2. De la liberación de las orejas bloqueadas

Estaba preciosa, hasta el límite mismo de la irrealidad. Su belleza era superior a cuanto me había sido dado contemplar anteriormente ni había alcanzado jamás a imaginar. Era tan expansiva como la energía del cosmos, pero al mismo tiempo estaba tan contraída como si habitara en un glaciar. Resultaba excesiva, hasta rozar el umbral del orgullo, aunque al mismo tiempo sus proporciones eran armoniosas. Desbordaba, en fin, cuanto mi mente me ofreciera como concebible. Ella y sus orejas eran un todo, eran como un inefable rayo de luz que se deslizara cadencioso por la pendiente del tiempo.

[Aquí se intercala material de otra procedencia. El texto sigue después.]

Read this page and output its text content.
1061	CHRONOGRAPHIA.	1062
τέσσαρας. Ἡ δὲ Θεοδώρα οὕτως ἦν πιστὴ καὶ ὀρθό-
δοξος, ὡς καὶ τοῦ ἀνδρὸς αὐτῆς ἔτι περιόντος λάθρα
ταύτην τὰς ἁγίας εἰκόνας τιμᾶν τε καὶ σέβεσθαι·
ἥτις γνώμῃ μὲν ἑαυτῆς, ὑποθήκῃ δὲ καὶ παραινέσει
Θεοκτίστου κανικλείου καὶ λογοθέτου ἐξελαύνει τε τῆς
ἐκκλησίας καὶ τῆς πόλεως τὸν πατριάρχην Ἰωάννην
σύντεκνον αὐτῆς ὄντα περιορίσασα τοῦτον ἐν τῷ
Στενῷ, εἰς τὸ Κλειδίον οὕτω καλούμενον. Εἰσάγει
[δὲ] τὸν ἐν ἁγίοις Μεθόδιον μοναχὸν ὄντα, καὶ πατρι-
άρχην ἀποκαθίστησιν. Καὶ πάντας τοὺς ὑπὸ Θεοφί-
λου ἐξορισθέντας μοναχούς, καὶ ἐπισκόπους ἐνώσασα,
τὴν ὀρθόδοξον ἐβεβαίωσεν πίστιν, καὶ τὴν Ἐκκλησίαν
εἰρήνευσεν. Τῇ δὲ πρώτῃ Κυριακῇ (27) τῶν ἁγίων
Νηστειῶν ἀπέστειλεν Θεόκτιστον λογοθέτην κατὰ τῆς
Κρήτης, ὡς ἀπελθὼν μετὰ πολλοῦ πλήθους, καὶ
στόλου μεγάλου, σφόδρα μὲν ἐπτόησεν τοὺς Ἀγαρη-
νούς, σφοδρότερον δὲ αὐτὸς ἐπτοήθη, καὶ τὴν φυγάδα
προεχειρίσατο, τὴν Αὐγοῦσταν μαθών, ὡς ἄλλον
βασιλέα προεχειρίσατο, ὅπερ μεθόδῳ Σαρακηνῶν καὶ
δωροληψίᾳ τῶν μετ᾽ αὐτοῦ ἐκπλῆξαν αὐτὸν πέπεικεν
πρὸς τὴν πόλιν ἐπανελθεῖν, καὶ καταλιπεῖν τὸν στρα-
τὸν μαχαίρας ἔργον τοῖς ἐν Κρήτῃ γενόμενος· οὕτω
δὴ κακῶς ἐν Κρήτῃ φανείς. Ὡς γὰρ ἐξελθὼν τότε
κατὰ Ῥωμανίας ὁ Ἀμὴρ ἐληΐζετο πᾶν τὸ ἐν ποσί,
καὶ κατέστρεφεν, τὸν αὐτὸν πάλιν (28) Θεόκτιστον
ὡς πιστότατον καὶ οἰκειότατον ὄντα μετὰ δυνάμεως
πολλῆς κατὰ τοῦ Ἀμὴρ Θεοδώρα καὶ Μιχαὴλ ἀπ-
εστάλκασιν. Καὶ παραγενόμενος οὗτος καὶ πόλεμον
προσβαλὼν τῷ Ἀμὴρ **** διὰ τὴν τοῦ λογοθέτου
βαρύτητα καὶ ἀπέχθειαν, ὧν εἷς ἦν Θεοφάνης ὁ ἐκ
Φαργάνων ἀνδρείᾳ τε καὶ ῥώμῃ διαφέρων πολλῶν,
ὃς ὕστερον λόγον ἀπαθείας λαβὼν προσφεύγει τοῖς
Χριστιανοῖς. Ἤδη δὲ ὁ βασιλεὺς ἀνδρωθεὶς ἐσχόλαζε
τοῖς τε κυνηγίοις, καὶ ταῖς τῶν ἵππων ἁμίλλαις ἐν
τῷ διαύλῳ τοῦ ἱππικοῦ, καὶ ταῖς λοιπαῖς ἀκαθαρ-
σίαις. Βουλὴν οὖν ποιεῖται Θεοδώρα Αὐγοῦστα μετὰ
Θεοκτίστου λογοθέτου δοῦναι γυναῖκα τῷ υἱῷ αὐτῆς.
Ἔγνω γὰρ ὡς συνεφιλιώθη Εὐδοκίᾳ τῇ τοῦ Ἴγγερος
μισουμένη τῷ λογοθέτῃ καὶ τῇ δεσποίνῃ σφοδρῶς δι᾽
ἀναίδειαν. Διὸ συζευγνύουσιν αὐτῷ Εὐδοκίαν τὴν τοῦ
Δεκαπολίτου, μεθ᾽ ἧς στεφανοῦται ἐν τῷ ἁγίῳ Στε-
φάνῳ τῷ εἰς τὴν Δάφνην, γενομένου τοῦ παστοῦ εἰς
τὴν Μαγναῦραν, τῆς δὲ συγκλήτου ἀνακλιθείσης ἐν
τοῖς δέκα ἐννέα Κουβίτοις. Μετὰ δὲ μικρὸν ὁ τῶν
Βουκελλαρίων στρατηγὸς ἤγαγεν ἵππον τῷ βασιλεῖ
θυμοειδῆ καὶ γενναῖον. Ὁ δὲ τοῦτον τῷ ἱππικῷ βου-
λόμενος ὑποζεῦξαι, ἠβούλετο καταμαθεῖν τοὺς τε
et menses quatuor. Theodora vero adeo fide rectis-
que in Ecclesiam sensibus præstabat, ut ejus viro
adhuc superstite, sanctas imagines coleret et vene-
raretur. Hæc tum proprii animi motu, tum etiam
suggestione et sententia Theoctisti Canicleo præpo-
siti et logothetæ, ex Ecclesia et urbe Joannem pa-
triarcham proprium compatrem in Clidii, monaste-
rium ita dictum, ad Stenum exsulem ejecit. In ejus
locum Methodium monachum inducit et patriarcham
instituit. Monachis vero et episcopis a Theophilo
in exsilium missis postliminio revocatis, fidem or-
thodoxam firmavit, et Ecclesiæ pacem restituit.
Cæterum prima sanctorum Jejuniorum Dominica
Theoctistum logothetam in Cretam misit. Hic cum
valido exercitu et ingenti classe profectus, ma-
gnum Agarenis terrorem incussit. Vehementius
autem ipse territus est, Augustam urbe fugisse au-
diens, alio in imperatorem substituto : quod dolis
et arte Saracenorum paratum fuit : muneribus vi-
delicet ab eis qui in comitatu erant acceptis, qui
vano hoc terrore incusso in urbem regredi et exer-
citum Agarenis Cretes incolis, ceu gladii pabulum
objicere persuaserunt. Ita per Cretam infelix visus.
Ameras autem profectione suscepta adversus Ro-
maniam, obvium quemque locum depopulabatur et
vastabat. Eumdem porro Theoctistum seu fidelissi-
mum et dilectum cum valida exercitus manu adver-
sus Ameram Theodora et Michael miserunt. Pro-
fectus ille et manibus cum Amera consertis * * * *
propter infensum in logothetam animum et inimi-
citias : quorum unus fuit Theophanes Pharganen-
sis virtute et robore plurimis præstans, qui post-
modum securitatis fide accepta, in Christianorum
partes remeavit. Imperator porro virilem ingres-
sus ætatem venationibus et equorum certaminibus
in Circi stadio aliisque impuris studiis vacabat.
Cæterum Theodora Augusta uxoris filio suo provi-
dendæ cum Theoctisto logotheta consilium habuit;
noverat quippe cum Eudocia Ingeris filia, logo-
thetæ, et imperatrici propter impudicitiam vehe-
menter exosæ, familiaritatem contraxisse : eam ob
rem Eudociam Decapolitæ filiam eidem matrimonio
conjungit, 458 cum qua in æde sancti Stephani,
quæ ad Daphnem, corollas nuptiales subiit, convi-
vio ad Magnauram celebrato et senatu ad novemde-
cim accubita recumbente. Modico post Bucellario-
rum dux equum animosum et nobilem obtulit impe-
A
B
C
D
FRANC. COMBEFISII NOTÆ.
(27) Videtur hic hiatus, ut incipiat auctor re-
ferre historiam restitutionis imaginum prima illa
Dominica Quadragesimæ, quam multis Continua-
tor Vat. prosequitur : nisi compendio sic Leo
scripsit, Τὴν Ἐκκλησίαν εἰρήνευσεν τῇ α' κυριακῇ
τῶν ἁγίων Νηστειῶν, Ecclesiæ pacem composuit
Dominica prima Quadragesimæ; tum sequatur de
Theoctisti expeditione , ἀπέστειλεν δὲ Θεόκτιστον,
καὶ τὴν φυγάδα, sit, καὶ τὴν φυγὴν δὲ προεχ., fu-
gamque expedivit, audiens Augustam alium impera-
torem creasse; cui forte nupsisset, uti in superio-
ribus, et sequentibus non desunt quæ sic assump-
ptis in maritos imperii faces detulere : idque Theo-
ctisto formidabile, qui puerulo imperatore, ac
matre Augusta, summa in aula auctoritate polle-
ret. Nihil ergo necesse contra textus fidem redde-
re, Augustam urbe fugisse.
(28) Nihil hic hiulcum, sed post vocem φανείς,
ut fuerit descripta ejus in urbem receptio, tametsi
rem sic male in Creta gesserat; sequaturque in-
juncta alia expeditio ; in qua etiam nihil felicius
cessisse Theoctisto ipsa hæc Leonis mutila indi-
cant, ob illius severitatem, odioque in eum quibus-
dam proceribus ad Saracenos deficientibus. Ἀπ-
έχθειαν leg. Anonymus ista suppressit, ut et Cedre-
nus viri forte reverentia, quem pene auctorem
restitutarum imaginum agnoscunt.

—Eres única —musité cuando pude recobrar el aliento.

—Lo sé —me respondió—. Es lo que ocurre cuando mis orejas están liberadas.

Varios de los clientes del restaurante se volvieron hacia nosotros, y fijaron sus ojos en ella, sin ningún recato. Un camarero, que había acudido para servir más café, no acertaba a verterlo en las tazas. Todo el mundo se quedó con la boca abierta. Únicamente los carretes del magnetófono seguían girando sin prisas desde la consola del equipo estereofónico.

Ella sacó de su bolso un cigarrillo mentolado. Yo, la mar de atolondrado, le ofrecí fuego con mi encendedor.

—Me gustaría acostarme contigo —dijo.

Así fue como empezamos a dormir juntos.